Depuis quelque temps déjà, Flora, étudiante en deuxième année du “programme grande école” d’Audencia, est attirée par l’humanitaire. C’est donc assez logiquement qu’elle a rejoint l’association étudiante Un autre monde, qui organise chaque année des missions d’aide aux plus démunis aux quatre coins de la planète. En charge d’un projet de construction d’une école dans un bidonville péruvien, où elle devait se rendre avec un groupe d’étudiants locaux et participer au chantier, elle ne peut qu’être déçue de n’avoir pas pu concrétiser son travail en raison de la pandémie. Néanmoins, Flora est consciente que cette expérience a malgré tout été très enrichissante, aussi bien sur le plan personnel que professionnel. Pendant quasiment un an, elle a eu la lourde tâche d’être l’unique intermédiaire avec l’association péruvienne qui les appuyait à l’autre bout du globe. Il lui a fallu de la patience et de la diplomatie pour que la relation de confiance entre les deux associations soit maintenue. Et puis, avec le reste de l’équipe, elle a dû faire preuve d’inventivité pour récolter le budget nécessaire à la réalisation de la mission. Comme Thomas, elle a gagné le sens des responsabilités et en autonomie : « Surtout lorsque j’ai dû décider, seule, de l’utilisation de l’argent récolté une fois la mission annulée. » 

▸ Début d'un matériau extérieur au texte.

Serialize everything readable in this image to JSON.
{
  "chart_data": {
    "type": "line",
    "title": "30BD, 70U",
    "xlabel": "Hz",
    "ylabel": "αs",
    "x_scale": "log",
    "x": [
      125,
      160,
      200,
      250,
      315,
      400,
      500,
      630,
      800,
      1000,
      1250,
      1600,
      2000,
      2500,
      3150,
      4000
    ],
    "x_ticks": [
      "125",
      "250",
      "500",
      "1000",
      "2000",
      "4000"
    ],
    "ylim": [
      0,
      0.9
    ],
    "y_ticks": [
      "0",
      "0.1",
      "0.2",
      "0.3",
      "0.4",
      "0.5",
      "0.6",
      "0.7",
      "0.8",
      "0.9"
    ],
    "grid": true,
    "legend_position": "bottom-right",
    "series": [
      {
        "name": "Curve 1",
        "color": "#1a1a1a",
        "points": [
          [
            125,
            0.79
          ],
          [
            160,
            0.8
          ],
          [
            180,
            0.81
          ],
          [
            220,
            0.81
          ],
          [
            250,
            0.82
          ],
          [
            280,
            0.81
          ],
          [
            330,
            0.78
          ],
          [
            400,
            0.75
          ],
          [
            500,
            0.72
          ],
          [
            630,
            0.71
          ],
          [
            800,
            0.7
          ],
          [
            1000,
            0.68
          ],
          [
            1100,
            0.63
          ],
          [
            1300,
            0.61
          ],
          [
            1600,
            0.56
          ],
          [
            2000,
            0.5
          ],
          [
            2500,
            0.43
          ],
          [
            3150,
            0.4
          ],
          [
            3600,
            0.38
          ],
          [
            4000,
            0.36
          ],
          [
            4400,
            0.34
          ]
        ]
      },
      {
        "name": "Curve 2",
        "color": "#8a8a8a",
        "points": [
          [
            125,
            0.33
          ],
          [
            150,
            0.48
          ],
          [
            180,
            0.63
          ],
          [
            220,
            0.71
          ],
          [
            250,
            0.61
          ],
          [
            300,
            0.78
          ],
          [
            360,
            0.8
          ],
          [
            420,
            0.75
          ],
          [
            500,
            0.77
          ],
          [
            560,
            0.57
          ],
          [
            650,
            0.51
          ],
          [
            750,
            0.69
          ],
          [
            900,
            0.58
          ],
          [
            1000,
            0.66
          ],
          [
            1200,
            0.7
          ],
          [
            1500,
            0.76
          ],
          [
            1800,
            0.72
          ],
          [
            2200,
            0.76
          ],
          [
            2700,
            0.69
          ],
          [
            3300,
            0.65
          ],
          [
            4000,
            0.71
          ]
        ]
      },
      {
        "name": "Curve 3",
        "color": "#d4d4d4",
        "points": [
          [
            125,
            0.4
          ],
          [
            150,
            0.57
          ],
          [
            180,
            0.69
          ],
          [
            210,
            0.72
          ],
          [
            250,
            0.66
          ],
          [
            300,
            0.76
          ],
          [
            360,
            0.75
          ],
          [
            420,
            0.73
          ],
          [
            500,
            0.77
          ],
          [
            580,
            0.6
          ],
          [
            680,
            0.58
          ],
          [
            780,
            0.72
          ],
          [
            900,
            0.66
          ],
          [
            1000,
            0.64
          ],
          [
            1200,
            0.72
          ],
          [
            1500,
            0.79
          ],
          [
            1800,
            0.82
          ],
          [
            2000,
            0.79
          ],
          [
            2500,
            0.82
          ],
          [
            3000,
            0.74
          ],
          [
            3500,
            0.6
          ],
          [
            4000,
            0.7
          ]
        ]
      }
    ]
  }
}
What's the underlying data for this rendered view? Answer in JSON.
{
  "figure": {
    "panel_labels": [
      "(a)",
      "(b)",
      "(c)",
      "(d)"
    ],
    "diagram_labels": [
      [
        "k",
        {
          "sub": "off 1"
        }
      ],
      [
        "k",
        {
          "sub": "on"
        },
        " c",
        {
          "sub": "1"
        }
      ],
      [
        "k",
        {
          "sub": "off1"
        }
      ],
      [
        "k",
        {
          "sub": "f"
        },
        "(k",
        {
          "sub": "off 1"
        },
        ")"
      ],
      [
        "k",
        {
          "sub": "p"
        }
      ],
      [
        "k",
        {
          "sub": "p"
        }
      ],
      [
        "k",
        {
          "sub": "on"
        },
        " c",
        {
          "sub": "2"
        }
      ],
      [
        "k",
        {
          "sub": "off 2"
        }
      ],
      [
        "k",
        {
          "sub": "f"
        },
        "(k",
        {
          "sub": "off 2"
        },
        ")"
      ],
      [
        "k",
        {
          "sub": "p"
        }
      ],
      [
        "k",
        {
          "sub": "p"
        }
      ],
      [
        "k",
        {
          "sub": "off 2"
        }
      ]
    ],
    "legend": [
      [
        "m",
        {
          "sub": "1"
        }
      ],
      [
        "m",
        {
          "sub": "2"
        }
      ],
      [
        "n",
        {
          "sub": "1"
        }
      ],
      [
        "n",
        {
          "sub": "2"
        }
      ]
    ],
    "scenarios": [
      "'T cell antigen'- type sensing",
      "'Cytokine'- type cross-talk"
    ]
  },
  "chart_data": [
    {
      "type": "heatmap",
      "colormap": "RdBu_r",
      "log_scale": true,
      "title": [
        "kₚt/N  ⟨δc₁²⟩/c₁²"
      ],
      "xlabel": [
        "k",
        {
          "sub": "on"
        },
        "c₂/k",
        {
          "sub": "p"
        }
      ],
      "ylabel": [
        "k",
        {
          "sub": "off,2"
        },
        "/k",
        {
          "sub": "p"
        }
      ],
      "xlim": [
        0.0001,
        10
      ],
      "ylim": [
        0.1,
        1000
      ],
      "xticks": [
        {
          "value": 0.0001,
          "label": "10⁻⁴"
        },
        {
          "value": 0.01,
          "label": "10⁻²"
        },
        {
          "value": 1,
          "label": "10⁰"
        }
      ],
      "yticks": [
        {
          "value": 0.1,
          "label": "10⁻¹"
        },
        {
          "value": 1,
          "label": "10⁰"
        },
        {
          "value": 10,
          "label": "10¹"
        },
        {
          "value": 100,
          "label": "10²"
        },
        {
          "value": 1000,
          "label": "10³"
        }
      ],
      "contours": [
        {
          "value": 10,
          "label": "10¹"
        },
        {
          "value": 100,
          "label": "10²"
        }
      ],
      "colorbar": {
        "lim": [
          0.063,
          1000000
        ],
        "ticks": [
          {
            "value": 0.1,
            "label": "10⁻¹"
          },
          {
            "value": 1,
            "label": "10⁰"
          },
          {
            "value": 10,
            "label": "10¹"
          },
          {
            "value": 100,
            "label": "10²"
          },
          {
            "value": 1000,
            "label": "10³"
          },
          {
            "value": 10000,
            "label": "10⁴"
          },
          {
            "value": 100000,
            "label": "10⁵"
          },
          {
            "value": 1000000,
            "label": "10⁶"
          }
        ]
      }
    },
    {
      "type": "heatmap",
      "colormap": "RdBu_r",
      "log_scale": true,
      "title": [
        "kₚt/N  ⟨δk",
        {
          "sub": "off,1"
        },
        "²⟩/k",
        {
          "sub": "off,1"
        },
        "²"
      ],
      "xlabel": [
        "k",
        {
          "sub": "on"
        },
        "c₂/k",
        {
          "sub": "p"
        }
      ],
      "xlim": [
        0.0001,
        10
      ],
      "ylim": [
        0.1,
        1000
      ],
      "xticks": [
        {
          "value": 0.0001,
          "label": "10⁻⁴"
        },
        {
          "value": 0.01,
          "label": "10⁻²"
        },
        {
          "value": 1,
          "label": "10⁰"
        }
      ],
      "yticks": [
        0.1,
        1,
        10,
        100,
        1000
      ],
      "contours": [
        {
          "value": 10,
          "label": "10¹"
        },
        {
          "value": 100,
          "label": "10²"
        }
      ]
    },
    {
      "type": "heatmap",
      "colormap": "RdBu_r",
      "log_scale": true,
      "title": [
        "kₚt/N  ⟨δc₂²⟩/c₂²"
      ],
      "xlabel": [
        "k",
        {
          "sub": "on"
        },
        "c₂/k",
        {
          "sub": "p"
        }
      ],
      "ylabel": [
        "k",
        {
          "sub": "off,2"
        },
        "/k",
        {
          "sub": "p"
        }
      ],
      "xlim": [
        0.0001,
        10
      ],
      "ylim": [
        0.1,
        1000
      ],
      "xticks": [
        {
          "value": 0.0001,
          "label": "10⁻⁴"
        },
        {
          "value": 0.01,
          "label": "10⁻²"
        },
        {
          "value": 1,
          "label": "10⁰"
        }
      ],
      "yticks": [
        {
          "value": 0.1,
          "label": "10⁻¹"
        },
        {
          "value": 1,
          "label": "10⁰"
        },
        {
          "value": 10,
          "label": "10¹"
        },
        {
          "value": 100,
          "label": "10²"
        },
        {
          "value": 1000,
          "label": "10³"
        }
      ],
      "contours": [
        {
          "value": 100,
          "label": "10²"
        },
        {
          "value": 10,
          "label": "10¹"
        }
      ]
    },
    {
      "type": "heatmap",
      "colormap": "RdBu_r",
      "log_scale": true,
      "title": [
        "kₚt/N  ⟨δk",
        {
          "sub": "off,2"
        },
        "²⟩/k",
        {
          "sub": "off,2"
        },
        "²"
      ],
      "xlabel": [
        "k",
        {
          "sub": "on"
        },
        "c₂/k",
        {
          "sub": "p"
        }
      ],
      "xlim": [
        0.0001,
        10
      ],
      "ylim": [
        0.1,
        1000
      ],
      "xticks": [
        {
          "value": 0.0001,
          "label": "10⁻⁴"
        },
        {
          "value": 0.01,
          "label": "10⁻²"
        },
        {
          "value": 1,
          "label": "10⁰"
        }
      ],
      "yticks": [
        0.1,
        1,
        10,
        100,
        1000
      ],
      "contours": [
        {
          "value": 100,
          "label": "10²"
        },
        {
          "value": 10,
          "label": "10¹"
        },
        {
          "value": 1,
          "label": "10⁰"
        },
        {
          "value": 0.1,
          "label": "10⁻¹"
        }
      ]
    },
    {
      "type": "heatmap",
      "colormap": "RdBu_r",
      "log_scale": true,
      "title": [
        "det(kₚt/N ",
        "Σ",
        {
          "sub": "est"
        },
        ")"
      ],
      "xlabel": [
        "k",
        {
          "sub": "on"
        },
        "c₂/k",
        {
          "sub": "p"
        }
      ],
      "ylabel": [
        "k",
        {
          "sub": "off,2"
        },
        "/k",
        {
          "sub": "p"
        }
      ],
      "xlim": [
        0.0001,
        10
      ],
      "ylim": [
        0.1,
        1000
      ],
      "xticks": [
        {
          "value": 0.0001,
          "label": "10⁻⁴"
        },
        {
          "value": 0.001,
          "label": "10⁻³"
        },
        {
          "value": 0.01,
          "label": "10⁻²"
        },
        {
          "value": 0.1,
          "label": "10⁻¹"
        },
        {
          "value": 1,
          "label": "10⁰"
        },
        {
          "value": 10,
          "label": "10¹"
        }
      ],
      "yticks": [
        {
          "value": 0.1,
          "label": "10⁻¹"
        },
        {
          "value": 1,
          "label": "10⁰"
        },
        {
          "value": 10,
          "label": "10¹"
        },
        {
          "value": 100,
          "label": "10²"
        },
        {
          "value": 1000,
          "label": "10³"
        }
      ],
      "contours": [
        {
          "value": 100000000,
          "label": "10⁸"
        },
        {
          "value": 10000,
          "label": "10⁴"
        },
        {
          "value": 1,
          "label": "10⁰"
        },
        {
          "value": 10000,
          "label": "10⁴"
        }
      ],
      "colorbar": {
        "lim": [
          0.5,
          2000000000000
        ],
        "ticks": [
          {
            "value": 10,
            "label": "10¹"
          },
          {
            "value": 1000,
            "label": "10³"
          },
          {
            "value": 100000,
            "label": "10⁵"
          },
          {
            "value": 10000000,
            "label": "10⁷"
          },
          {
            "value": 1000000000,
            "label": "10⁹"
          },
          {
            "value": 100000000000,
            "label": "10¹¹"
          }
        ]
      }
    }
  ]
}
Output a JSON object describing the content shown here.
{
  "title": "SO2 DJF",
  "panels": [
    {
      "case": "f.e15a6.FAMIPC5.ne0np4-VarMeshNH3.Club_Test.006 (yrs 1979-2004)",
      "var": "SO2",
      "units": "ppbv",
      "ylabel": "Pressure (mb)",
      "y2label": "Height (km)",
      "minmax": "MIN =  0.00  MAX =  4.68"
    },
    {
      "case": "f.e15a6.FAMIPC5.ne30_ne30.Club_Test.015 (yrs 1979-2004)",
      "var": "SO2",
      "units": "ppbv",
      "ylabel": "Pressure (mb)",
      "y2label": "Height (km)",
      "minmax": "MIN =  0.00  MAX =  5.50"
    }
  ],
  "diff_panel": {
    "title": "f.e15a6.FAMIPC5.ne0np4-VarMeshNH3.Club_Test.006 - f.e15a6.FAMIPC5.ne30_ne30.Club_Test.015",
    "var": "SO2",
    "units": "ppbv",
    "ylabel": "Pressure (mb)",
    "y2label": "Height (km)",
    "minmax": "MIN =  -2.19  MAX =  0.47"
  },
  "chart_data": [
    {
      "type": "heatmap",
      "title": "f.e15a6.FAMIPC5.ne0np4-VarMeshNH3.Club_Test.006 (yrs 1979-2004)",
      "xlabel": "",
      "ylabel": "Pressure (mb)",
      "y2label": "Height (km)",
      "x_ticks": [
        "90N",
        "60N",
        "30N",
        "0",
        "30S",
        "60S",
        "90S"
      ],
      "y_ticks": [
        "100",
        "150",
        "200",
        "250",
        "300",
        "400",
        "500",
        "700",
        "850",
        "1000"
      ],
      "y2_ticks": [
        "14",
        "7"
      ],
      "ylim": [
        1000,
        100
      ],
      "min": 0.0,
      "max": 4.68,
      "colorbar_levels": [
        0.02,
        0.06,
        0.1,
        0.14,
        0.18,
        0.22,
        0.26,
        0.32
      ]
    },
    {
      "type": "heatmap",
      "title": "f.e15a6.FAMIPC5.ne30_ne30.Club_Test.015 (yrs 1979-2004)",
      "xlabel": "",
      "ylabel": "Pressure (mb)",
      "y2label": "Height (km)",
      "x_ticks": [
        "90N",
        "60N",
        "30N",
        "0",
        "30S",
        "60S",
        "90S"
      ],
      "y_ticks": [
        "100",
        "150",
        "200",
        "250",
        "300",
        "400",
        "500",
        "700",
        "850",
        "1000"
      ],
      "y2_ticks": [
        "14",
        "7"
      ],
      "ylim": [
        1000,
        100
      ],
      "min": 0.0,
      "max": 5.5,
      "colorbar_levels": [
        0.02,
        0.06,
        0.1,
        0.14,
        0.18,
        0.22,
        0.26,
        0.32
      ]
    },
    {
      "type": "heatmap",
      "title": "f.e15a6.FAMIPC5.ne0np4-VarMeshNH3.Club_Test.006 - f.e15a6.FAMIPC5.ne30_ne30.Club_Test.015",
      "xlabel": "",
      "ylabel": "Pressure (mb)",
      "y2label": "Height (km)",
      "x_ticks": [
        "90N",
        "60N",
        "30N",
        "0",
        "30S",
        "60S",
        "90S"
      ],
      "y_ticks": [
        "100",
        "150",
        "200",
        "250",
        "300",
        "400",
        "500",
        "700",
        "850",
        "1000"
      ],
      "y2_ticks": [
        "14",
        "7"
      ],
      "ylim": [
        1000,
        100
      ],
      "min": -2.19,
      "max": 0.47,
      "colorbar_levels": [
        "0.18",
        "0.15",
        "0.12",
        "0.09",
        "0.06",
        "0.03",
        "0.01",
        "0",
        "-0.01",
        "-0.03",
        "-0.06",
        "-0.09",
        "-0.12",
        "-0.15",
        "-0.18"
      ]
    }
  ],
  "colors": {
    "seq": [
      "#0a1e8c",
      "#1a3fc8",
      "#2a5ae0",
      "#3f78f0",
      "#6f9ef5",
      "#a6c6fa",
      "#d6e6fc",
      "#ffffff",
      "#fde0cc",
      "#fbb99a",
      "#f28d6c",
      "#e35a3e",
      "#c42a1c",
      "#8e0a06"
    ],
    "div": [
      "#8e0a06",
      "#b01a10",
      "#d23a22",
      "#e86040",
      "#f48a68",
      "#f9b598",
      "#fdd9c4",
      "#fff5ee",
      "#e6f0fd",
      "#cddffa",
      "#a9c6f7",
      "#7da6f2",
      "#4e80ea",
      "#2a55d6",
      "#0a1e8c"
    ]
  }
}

Nul doute que la taille du défi et le contexte singulier dans lequel elle a dû le gérer resteront longtemps des sources de fierté pour la jeune femme, convaincue que cette expérience fut tout sauf une perte de temps, malgré les sacrifices auxquels elle a dû se résoudre « En raison de mon engagement dans l’association, j’ai été exemptée du stage obligatoire de 6 semaines en entreprise prévu cette année, explique-t-elle. Pour moi, ce n’est pas bien grave parce que je considère avoir bien plus appris en gestion de projet au sein de l’asso que je n’aurais pu le faire en stage. Mais encore faudrait-il que les entreprises le voient aussi de cet œil… » En recherche active d’un stage pour le début de l’année prochaine, l’étudiante peine à décrocher des entretiens malgré ses nombreuses candidatures et s’inquiète de plus en plus pour son avenir professionnel. « J’ai l’impression que mes camarades de promo ont moins de mal que moi à trouver un stage. Les entreprises semblent préférer une courte expérience en entreprise plutôt qu’un an de travail au sein d’une association étudiante. J’en arrive à regretter d’avoir manqué ce premier stage et d’avoir opté pour la mission humanitaire… »

Tout est dans la forme

Car effectivement, si les différents témoignages s’accordent sur les enseignements d’une expérience en association étudiante, la crédibilité de celle-ci aux yeux des recruteurs reste à prouver. Pour Christopher Nadaud, recruteur et coach en recherche d’emploi, les missions en associations sont de vrais plus en recherche d’emploi. « Aujourd’hui, lorsqu’un recruteur met en ligne une offre d’emploi, non seulement il reçoit énormément de candidatures, mais en plus la quasi-totalité des profils sont quasi identiques », décrypte-t-il. « Pour les postes juniors, tous les candidats ont fait le même genre d’études et le même nombre de stages… Alors, lorsqu’un candidat mentionne ce type d’expérience, cela ne peut que jouer en sa faveur. » 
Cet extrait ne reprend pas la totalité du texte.